Employees reconfigured the hospital to add a maternity and women’s wing to the space and is in the process of building a family center, crucial to the culture of Haiti because relatives stay with ill family members, cook for them and provide otherwise unskilled care such as helping the bathe, Traynor said.

“We need to raise $50,000 to $70,000 for the center,” he said.

Before the earthquake, the CRUDEM Foundation planned to expand the hospital and had purchased land to do so. When the earthquake hit, Traynor was visiting the hospital to begin planning that addition.

The project, estimated at least $4 million, is now taking shape and is expected to double the hospital size to about 150 beds, expand the operating rooms, provide an emergency center and a burn center, he said.

With the expansion of the hospital has come a number of benefits from the desperately poor residents who live around the hospital.
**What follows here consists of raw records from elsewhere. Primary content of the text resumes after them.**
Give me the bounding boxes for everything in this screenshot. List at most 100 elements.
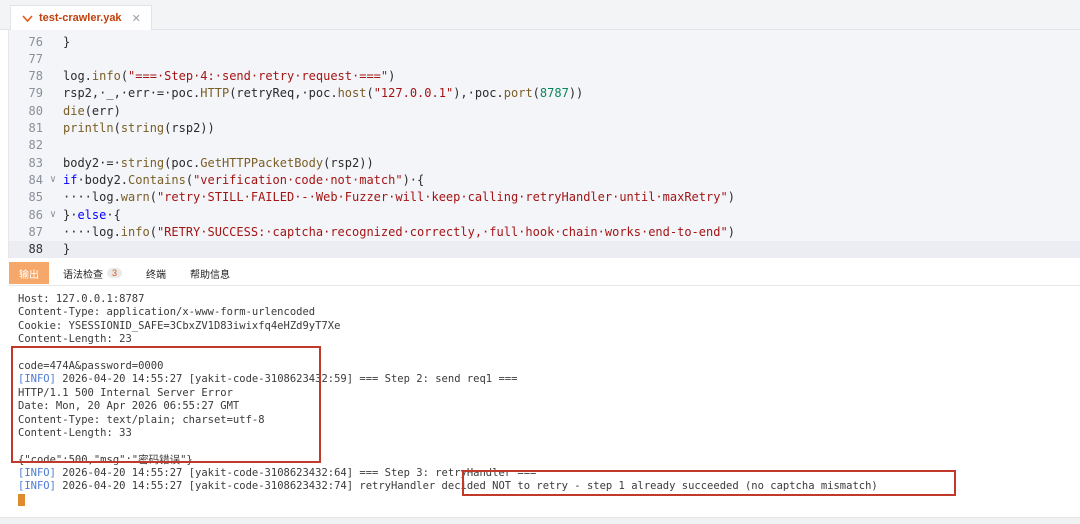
code-token: )	[388, 69, 396, 84]
code-token: 8787	[539, 86, 569, 101]
code-token: ))	[568, 86, 584, 101]
output-text: Cookie: YSESSIONID_SAFE=3CbxZV1D83iwixfq…	[18, 319, 341, 332]
code-token: string	[120, 121, 165, 135]
panel-tab-label: 终端	[146, 269, 167, 281]
fold-chevron-icon[interactable]: ∨	[43, 174, 63, 185]
code-text: println(string(rsp2))	[63, 121, 215, 135]
code-token: (rsp2))	[323, 155, 374, 170]
yak-file-icon	[21, 12, 33, 24]
code-line[interactable]: 87 ····log.info("RETRY·SUCCESS:·captcha·r…	[9, 223, 1080, 240]
panel-tab[interactable]: 帮助信息	[180, 262, 240, 284]
code-line[interactable]: 88}	[9, 240, 1080, 258]
output-line: Host: 127.0.0.1:8787	[18, 293, 1068, 306]
panel-tab-bar: 输出 语法检查 3 终端 帮助信息	[9, 262, 240, 284]
code-token: (	[532, 86, 540, 101]
code-token: }·	[63, 207, 78, 222]
line-number: 86	[28, 207, 43, 222]
code-token: "retry·STILL·FAILED·-·Web·Fuzzer·will·ke…	[156, 190, 728, 205]
code-token: port	[503, 86, 533, 101]
line-number: 80	[28, 103, 43, 118]
code-token: }	[63, 242, 71, 257]
code-token: (poc.	[164, 155, 201, 170]
output-text: Content-Type: application/x-www-form-url…	[18, 306, 316, 319]
code-token: "===·Step·4:·send·retry·request·==="	[128, 69, 389, 84]
code-token: (	[113, 121, 121, 135]
line-number: 83	[28, 155, 43, 170]
line-number: 77	[28, 51, 43, 66]
output-line: Content-Type: application/x-www-form-url…	[18, 306, 1068, 319]
output-text: Host: 127.0.0.1:8787	[18, 293, 145, 305]
code-token: )	[727, 190, 735, 205]
code-text: ····log.warn("retry·STILL·FAILED·-·Web·F…	[63, 190, 735, 204]
code-token: (	[149, 224, 157, 239]
code-token: info	[91, 69, 121, 84]
code-line[interactable]: 84 ∨ if·body2.Contains("verification·code·…	[9, 171, 1080, 188]
log-level-tag: [INFO]	[18, 480, 56, 493]
code-editor[interactable]: 76} 77 78 log.info("===·Step·4:·send·retry·…	[9, 30, 1080, 258]
panel-tab[interactable]: 终端	[136, 262, 176, 284]
line-number: 81	[28, 121, 43, 135]
code-token: log.	[63, 69, 92, 84]
code-token: ····log.	[63, 190, 121, 205]
code-text: body2·=·string(poc.GetHTTPPacketBody(rsp…	[63, 156, 374, 170]
code-line[interactable]: 85 ····log.warn("retry·STILL·FAILED·-·Web…	[9, 189, 1080, 206]
code-token: warn	[120, 190, 150, 205]
fold-chevron-icon[interactable]: ∨	[43, 209, 63, 220]
line-number: 84	[28, 172, 43, 187]
code-token: if	[63, 172, 78, 187]
code-token: "RETRY·SUCCESS:·captcha·recognized·corre…	[156, 224, 728, 239]
code-line[interactable]: 82	[9, 137, 1080, 154]
code-token: body2·=·	[63, 155, 121, 170]
code-token: info	[120, 224, 150, 239]
code-token: else	[77, 207, 107, 222]
file-tab-label: test-crawler.yak	[39, 12, 122, 24]
close-icon[interactable]: ✕	[132, 12, 141, 25]
file-tab[interactable]: test-crawler.yak ✕	[10, 5, 152, 30]
code-text: log.info("===·Step·4:·send·retry·request…	[63, 69, 395, 83]
panel-tab-label: 输出	[19, 269, 39, 281]
panel-divider	[9, 285, 1080, 286]
code-token: (err)	[84, 103, 121, 118]
code-token: (	[120, 69, 129, 84]
status-strip	[0, 517, 1080, 524]
code-text: rsp2,·_,·err·=·poc.HTTP(retryReq,·poc.ho…	[63, 86, 583, 100]
code-line[interactable]: 80 die(err)	[9, 102, 1080, 119]
code-line[interactable]: 78 log.info("===·Step·4:·send·retry·reque…	[9, 68, 1080, 85]
log-level-tag: [INFO]	[18, 467, 56, 480]
line-number: 78	[28, 69, 43, 84]
code-line[interactable]: 77	[9, 50, 1080, 67]
line-number: 79	[28, 86, 43, 101]
code-token: (	[366, 86, 374, 101]
code-line[interactable]: 83 body2·=·string(poc.GetHTTPPacketBody(r…	[9, 154, 1080, 171]
cursor-caret	[18, 493, 25, 506]
code-token: HTTP	[200, 86, 230, 101]
highlight-box-retry-decision	[462, 470, 956, 496]
code-token: Contains	[128, 172, 186, 187]
code-token: )·{	[402, 172, 425, 187]
line-number: 82	[28, 138, 43, 153]
code-line[interactable]: 86 ∨}·else·{	[9, 206, 1080, 223]
code-text: }	[63, 242, 70, 256]
panel-tab-label: 帮助信息	[190, 269, 231, 281]
panel-tab[interactable]: 输出	[9, 262, 49, 284]
line-number: 88	[28, 242, 43, 257]
line-number: 85	[28, 190, 43, 205]
code-text: ····log.info("RETRY·SUCCESS:·captcha·rec…	[63, 225, 735, 239]
code-token: ····log.	[63, 224, 121, 239]
code-line[interactable]: 81 println(string(rsp2))	[9, 120, 1080, 137]
highlight-box-response	[11, 346, 321, 463]
code-token: host	[337, 86, 367, 101]
code-token: "verification·code·not·match"	[193, 172, 403, 187]
code-token: ·body2.	[77, 172, 129, 187]
code-token: GetHTTPPacketBody	[200, 155, 324, 170]
code-text: }·else·{	[63, 208, 121, 222]
code-token: rsp2,·_,·err·=·poc.	[63, 86, 201, 101]
panel-tab[interactable]: 语法检查 3	[53, 262, 132, 284]
code-token: (rsp2))	[164, 121, 215, 135]
code-token: (	[185, 172, 194, 187]
code-line[interactable]: 79 rsp2,·_,·err·=·poc.HTTP(retryReq,·poc.…	[9, 85, 1080, 102]
code-line[interactable]: 76}	[9, 33, 1080, 50]
code-token: die	[63, 103, 85, 118]
code-text: }	[63, 35, 70, 49]
code-token: ·{	[106, 207, 121, 222]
Small farms and other businesses have sprung up as residents realize they have a place to sell their goods. Others have been hired to help with the hospital building and are learning a trade as well as earning a paycheck, Traynor said.

“If you take that disaster and you try to find a silver lining .¤.¤. it brought a lot of attention to the problems that are here and there are a lot of good people trying to help,” Traynor said.